A great deal of interest was shown for the addition of a fitness center, an arts facility with a program for children, a learning center for health information, child care and elder care, community garden, and shopping and eating establishments.
Implication: The importance of the extended family elevates the need for family-centric space to accommodate large family gatherings. Restaurants and churches were often mentioned by interview and focus group participants as favorite neighborhood places, in large part because they foster connections among people.
6. People are hopeful about improving their community.
Despite problems with drugs and violence in area neighborhoods, many people are hopeful about improving education trends in elementary schools. In fact, the importance of educating children is a unifying factor across all ethnic groups.
Implication: A commitment to children is a commitment to the future of the community. Decades of studies and ongoing research show that children from a high-quality learning environment not only have better academic performance in school but also gain critical social and emotional tools for a successful life as adults. They are also more likely to be employed as adults, earning higher wages, and less likely to commit crimes. A need exists for a comprehensive continuum of cradle-to-career programs and services, from early childhood education to elementary and charter schools and trade and college prep programs.
7. Green space is critical.
Parks, or green space, are seen as critical, so that kids have outdoor places to play. Some in the community are already working to increase the number and quality of area parks.
Implication: Ending youth and gang-related violence are top priorities, which elevates the need for sports fields and gymnasiums that offer opportunities to engage youth in extra curricular activities.

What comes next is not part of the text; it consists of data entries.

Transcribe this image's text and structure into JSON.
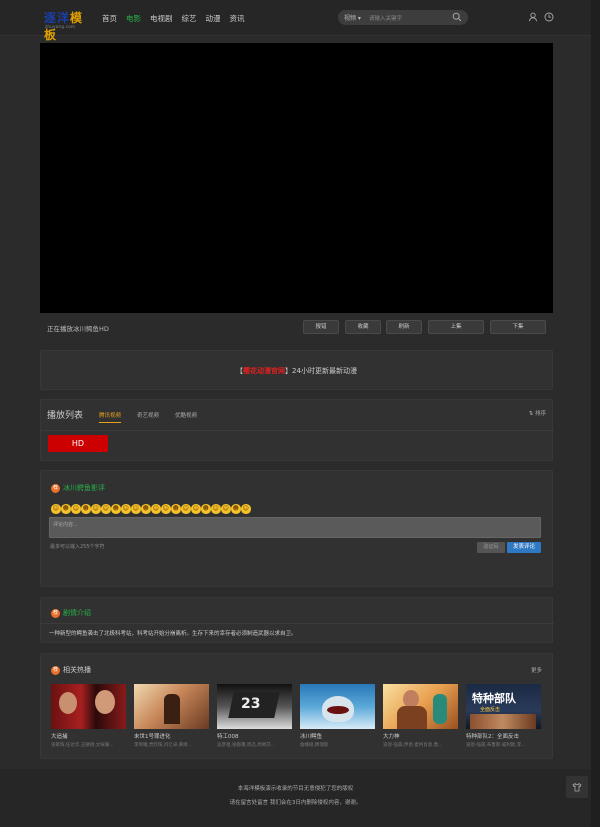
{
  "header": {
    "logo_text": "逐洋模板",
    "logo_sub": "zhuyang.com",
    "nav": [
      "首页",
      "电影",
      "电视剧",
      "综艺",
      "动漫",
      "资讯"
    ],
    "nav_active": 1,
    "search_select": "视频",
    "search_placeholder": "请输入关键字"
  },
  "player": {
    "now_playing": "正在播放冰川鳄鱼HD",
    "buttons": [
      "报错",
      "收藏",
      "刷新",
      "上集",
      "下集"
    ]
  },
  "notice": {
    "prefix": "【",
    "highlight": "樱花动漫官网",
    "suffix": "】24小时更新最新动漫"
  },
  "playlist": {
    "title": "播放列表",
    "tabs": [
      "腾讯视频",
      "奇艺视频",
      "优酷视频"
    ],
    "active_tab": 0,
    "sort_label": "排序",
    "episode": "HD"
  },
  "comment": {
    "title": "冰川鳄鱼影评",
    "emoji_count": 20,
    "placeholder": "评论内容...",
    "tip": "最多可以输入255个字符",
    "verify_button": "验证码",
    "submit_button": "发表评论"
  },
  "intro": {
    "title": "剧情介绍",
    "text": "一种新型的鳄鱼袭击了北极科考站，科考站开始分崩离析。生存下来的幸存者必须制造武器以求自卫。"
  },
  "hot": {
    "title": "相关热播",
    "more": "更多",
    "items": [
      {
        "name": "大追捕",
        "actor": "张家辉,任达华,王敏德,文咏珊..."
      },
      {
        "name": "末世1号罪进化",
        "actor": "李熙曈,贾欣阳,肖亿卓,黄继..."
      },
      {
        "name": "特工008",
        "actor": "吴彦祖,张懿璠,周迅,周佩莎..."
      },
      {
        "name": "冰川鳄鱼",
        "actor": "詹娜硕,穆瑞斯"
      },
      {
        "name": "大力神",
        "actor": "道恩·强森,伊恩·麦柯肖恩,鲁..."
      },
      {
        "name": "特种部队2：全面反击",
        "actor": "道恩·强森,布鲁斯·威利斯,李..."
      }
    ]
  },
  "footer": {
    "line1": "本海洋模板演示收录的节目无意侵犯了您的版权",
    "line2": "请在留言处留言 我们会在3日内删除侵权内容，谢谢。"
  },
  "colors": {
    "accent_green": "#26b34a",
    "notice_red": "#e02020",
    "tab_orange": "#e8a020",
    "hd_red": "#cc0000",
    "submit_blue": "#2f78c4"
  }
}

8. New built environments bring hope.
The physical environment is important and meaningful. Boarded up buildings and vacant lots signify lack of hope.
Implication: A new building can be a “psychic boost,” although its impact depends upon what is done with it over the longer term.

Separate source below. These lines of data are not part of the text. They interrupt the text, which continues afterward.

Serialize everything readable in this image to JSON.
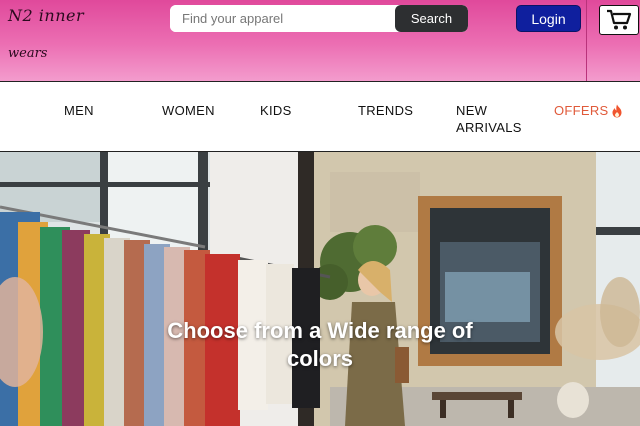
{
  "brand": {
    "line1": "N2 inner",
    "line2": "wears"
  },
  "search": {
    "placeholder": "Find your apparel",
    "button_label": "Search"
  },
  "auth": {
    "login_label": "Login"
  },
  "cart": {
    "icon": "cart-icon"
  },
  "nav": {
    "men": "MEN",
    "women": "WOMEN",
    "kids": "KIDS",
    "trends": "TRENDS",
    "new_line1": "NEW",
    "new_line2": "ARRIVALS",
    "offers": "OFFERS",
    "offers_icon": "flame-icon"
  },
  "hero": {
    "caption_line1": "Choose from a Wide range of",
    "caption_line2": "colors",
    "image": "clothing-store-photo"
  },
  "colors": {
    "header_pink": "#e0499b",
    "search_button": "#2d2f31",
    "login_button": "#0f1f9e",
    "offers_text": "#e05a3a"
  }
}
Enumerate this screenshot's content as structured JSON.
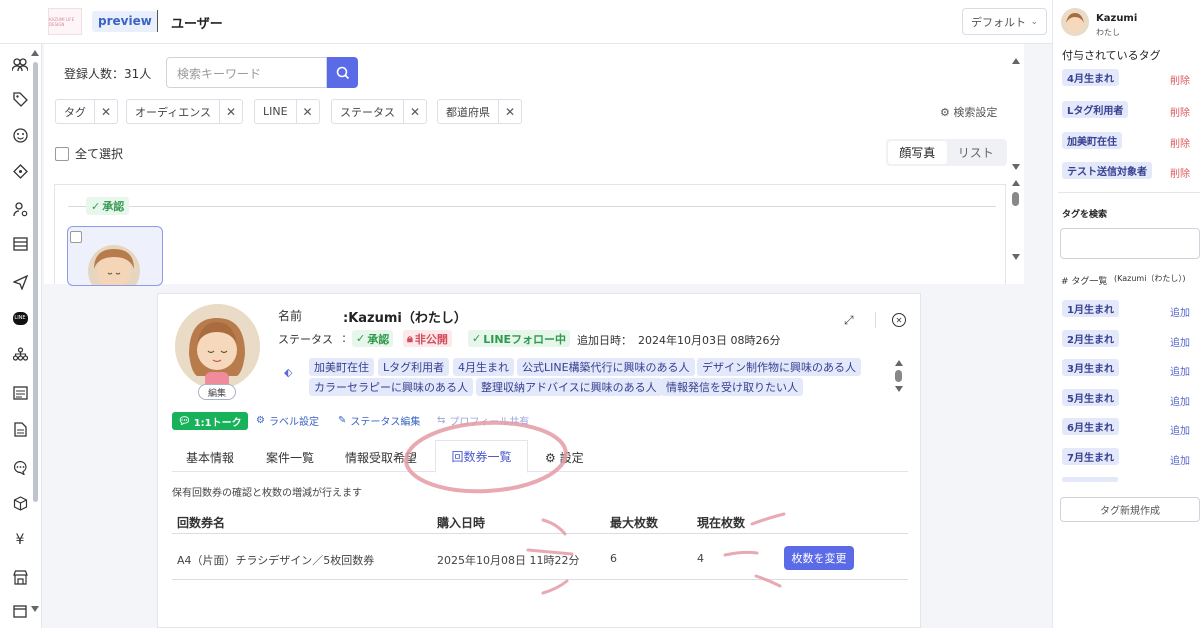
{
  "header": {
    "logo_text": "KAZUMI LIFE DESIGN",
    "preview_label": "preview",
    "title": "ユーザー",
    "view_select": "デフォルト"
  },
  "search": {
    "count_label": "登録人数：",
    "count": "31人",
    "placeholder": "検索キーワード",
    "settings_label": "検索設定"
  },
  "filters": [
    "タグ",
    "オーディエンス",
    "LINE",
    "ステータス",
    "都道府県"
  ],
  "list": {
    "select_all": "全て選択",
    "view_photo": "顔写真",
    "view_list": "リスト",
    "group_label": "承認"
  },
  "profile": {
    "name_label": "名前",
    "name_value": ":Kazumi（わたし）",
    "status_label": "ステータス",
    "status_colon": ":",
    "badges": [
      "承認",
      "非公開",
      "LINEフォロー中"
    ],
    "added_label": "追加日時：",
    "added_value": "2024年10月03日 08時26分",
    "edit_label": "編集",
    "tags_row1": [
      "加美町在住",
      "Lタグ利用者",
      "4月生まれ",
      "公式LINE構築代行に興味のある人",
      "デザイン制作物に興味のある人"
    ],
    "tags_row2": [
      "カラーセラピーに興味のある人",
      "整理収納アドバイスに興味のある人",
      "情報発信を受け取りたい人"
    ],
    "actions": {
      "talk": "1:1トーク",
      "label_settings": "ラベル設定",
      "status_edit": "ステータス編集",
      "share": "プロフィール共有"
    }
  },
  "tabs": {
    "basic": "基本情報",
    "cases": "案件一覧",
    "info": "情報受取希望",
    "tickets": "回数券一覧",
    "settings": "設定"
  },
  "tickets": {
    "description": "保有回数券の確認と枚数の増減が行えます",
    "columns": [
      "回数券名",
      "購入日時",
      "最大枚数",
      "現在枚数"
    ],
    "rows": [
      {
        "name": "A4（片面）チラシデザイン／5枚回数券",
        "date": "2025年10月08日 11時22分",
        "max": "6",
        "current": "4",
        "button": "枚数を変更"
      }
    ]
  },
  "right_panel": {
    "user_name": "Kazumi",
    "user_sub": "わたし",
    "assigned_heading": "付与されているタグ",
    "assigned": [
      "4月生まれ",
      "Lタグ利用者",
      "加美町在住",
      "テスト送信対象者"
    ],
    "delete_label": "削除",
    "search_heading": "タグを検索",
    "list_heading": "# タグ一覧",
    "list_sub": "(Kazumi（わたし）)",
    "tag_list": [
      "1月生まれ",
      "2月生まれ",
      "3月生まれ",
      "5月生まれ",
      "6月生まれ",
      "7月生まれ"
    ],
    "add_label": "追加",
    "new_tag": "タグ新規作成"
  }
}
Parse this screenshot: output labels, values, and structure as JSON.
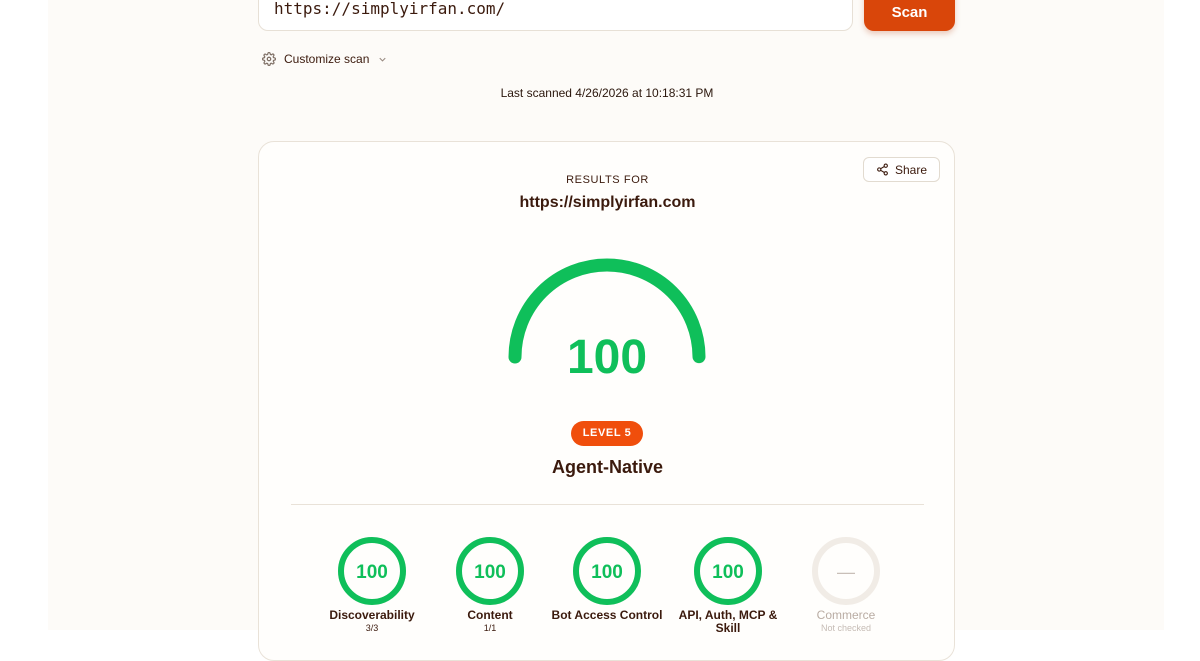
{
  "scan_form": {
    "url_value": "https://simplyirfan.com/",
    "scan_label": "Scan",
    "customize_label": "Customize scan",
    "last_scanned": "Last scanned 4/26/2026 at 10:18:31 PM"
  },
  "results": {
    "share_label": "Share",
    "heading": "RESULTS FOR",
    "url": "https://simplyirfan.com",
    "score": "100",
    "score_value": 100,
    "score_max": 100,
    "level_badge": "LEVEL 5",
    "level_name": "Agent-Native",
    "categories": [
      {
        "name": "Discoverability",
        "score": "100",
        "value": 100,
        "sub": "3/3",
        "state": "checked"
      },
      {
        "name": "Content",
        "score": "100",
        "value": 100,
        "sub": "1/1",
        "state": "checked"
      },
      {
        "name": "Bot Access Control",
        "score": "100",
        "value": 100,
        "sub": "",
        "state": "checked"
      },
      {
        "name": "API, Auth, MCP & Skill",
        "score": "100",
        "value": 100,
        "sub": "",
        "state": "checked"
      },
      {
        "name": "Commerce",
        "score": "—",
        "value": null,
        "sub": "Not checked",
        "state": "not-checked"
      }
    ]
  },
  "colors": {
    "accent": "#d9460a",
    "badge": "#f04e0c",
    "success": "#0fbf5a",
    "text": "#3b1a0d",
    "muted_ring": "#f1ece6"
  },
  "icons": {
    "customize": "gear-icon",
    "chevron": "chevron-down-icon",
    "share": "share-icon"
  }
}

9. Respond to community diversity.
While immigration significantly impacted access to health services in the Hispanic community, a low percentage of respondents identified it as a major obstacle to healthcare.
Implication: Respondents represent a diverse melting pot of languages and cultures; environments are needed to cater to them all, with communications (online, print, signage, etc.) in multiple languages, and when possible, which follow a universal language approach that uses recognizable symbols and graphics.

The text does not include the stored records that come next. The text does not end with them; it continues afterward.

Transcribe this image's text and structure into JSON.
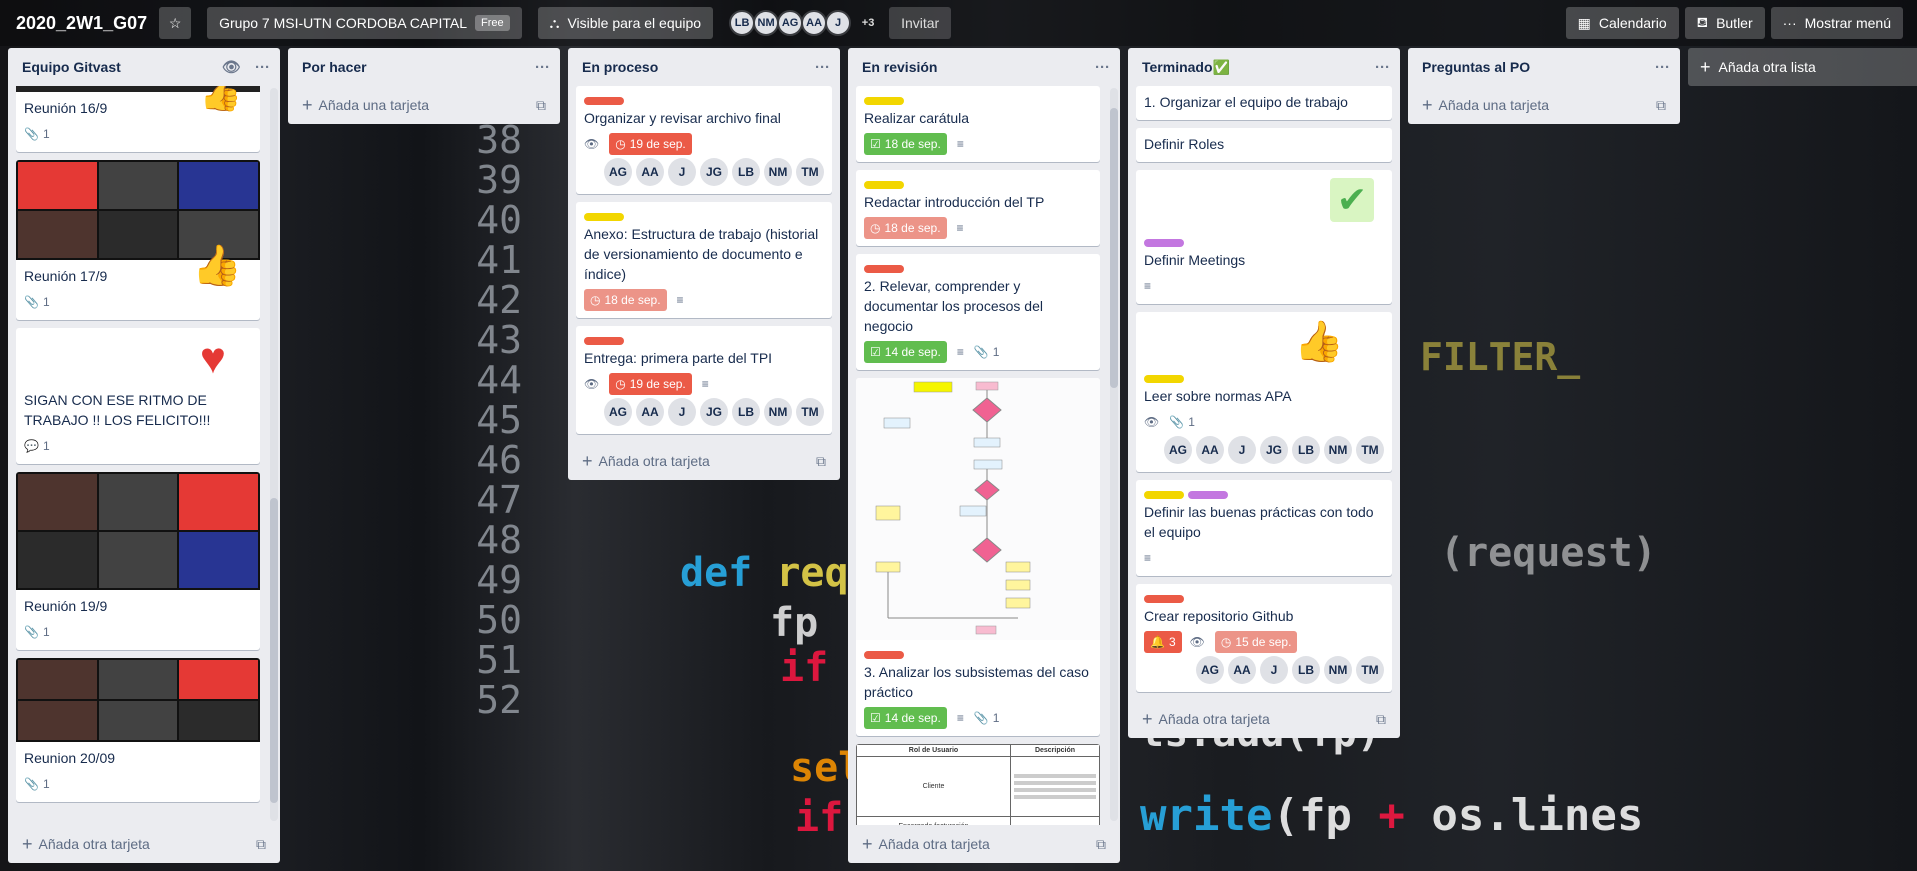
{
  "board": {
    "title": "2020_2W1_G07",
    "team": "Grupo 7 MSI-UTN CORDOBA CAPITAL",
    "plan": "Free",
    "visibility": "Visible para el equipo",
    "members": [
      "LB",
      "NM",
      "AG",
      "AA",
      "J"
    ],
    "more_members": "+3",
    "invite": "Invitar",
    "calendar": "Calendario",
    "butler": "Butler",
    "show_menu": "Mostrar menú",
    "add_list": "Añada otra lista"
  },
  "colors": {
    "red": "#eb5a46",
    "yellow": "#f2d600",
    "purple": "#c377e0",
    "green": "#61bd4f"
  },
  "lists": [
    {
      "title": "Equipo Gitvast",
      "add": "Añada otra tarjeta",
      "cards": [
        {
          "title": "Reunión 16/9",
          "attachments": "1"
        },
        {
          "title": "Reunión 17/9",
          "attachments": "1"
        },
        {
          "title": "SIGAN CON ESE RITMO DE TRABAJO !! LOS FELICITO!!!",
          "comments": "1"
        },
        {
          "title": "Reunión 19/9",
          "attachments": "1"
        },
        {
          "title": "Reunion 20/09",
          "attachments": "1"
        }
      ]
    },
    {
      "title": "Por hacer",
      "add": "Añada una tarjeta"
    },
    {
      "title": "En proceso",
      "add": "Añada otra tarjeta",
      "cards": [
        {
          "title": "Organizar y revisar archivo final",
          "due": "19 de sep.",
          "members": [
            "AG",
            "AA",
            "J",
            "JG",
            "LB",
            "NM",
            "TM"
          ]
        },
        {
          "title": "Anexo: Estructura de trabajo (historial de versionamiento de documento e índice)",
          "due": "18 de sep."
        },
        {
          "title": "Entrega: primera parte del TPI",
          "due": "19 de sep.",
          "members": [
            "AG",
            "AA",
            "J",
            "JG",
            "LB",
            "NM",
            "TM"
          ]
        }
      ]
    },
    {
      "title": "En revisión",
      "add": "Añada otra tarjeta",
      "cards": [
        {
          "title": "Realizar carátula",
          "due": "18 de sep."
        },
        {
          "title": "Redactar introducción del TP",
          "due": "18 de sep."
        },
        {
          "title": "2. Relevar, comprender y documentar los procesos del negocio",
          "due": "14 de sep.",
          "attachments": "1"
        },
        {
          "title": "3. Analizar los subsistemas del caso práctico",
          "due": "14 de sep.",
          "attachments": "1"
        }
      ],
      "table": {
        "h1": "Rol de Usuario",
        "h2": "Descripción",
        "r1": "Cliente",
        "r2": "Encargado facturación"
      }
    },
    {
      "title": "Terminado✅",
      "add": "Añada otra tarjeta",
      "cards": [
        {
          "title": "1. Organizar el equipo de trabajo"
        },
        {
          "title": "Definir Roles"
        },
        {
          "title": "Definir Meetings"
        },
        {
          "title": "Leer sobre normas APA",
          "attachments": "1",
          "members": [
            "AG",
            "AA",
            "J",
            "JG",
            "LB",
            "NM",
            "TM"
          ]
        },
        {
          "title": "Definir las buenas prácticas con todo el equipo"
        },
        {
          "title": "Crear repositorio Github",
          "notifications": "3",
          "due": "15 de sep.",
          "members": [
            "AG",
            "AA",
            "J",
            "LB",
            "NM",
            "TM"
          ]
        }
      ]
    },
    {
      "title": "Preguntas al PO",
      "add": "Añada una tarjeta"
    }
  ]
}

10. Transportation is a crucial community component.
Significant differences exist between car ownership and primary mode of transportation between the neighborhood groups.
Implication: Transit hubs and services can help reduce the inequities associated with unreliable access to transportation. Additionally, mobile clinics that travel into the community could elevate widespread access to healthcare even further.
Ultimately, this research helped transform what began as an idea to build a replacement hospital into a full-scale, mixed use community campus, with the hospital serving as an anchor to the development. It also triggered the idea for a new financial model for the campus (now called Focal Point), where the rental income from revenue-generating tenants — such as retail stores and schools, hospitality and day care, a parking garage, and Saint Anthony Hospital and its outpatient clinic — will be reinvested into programs and services such as continuing education and wellness classes, a center for creativity and a park and recreation center. Beyond being designed to provide the balance necessary to keep the model financially sound, each aspect of the campus has been custom-selected based on the initial research study.
The Focal Point Community Campus will not only provide valuable programs and services to local residents, it will be watched as a national model for forward-thinking and neighborhood-driven community development. As the Focal Point model is refined and brought to life in the coming years, we are learning more about how a community can be strengthened when every voice matters.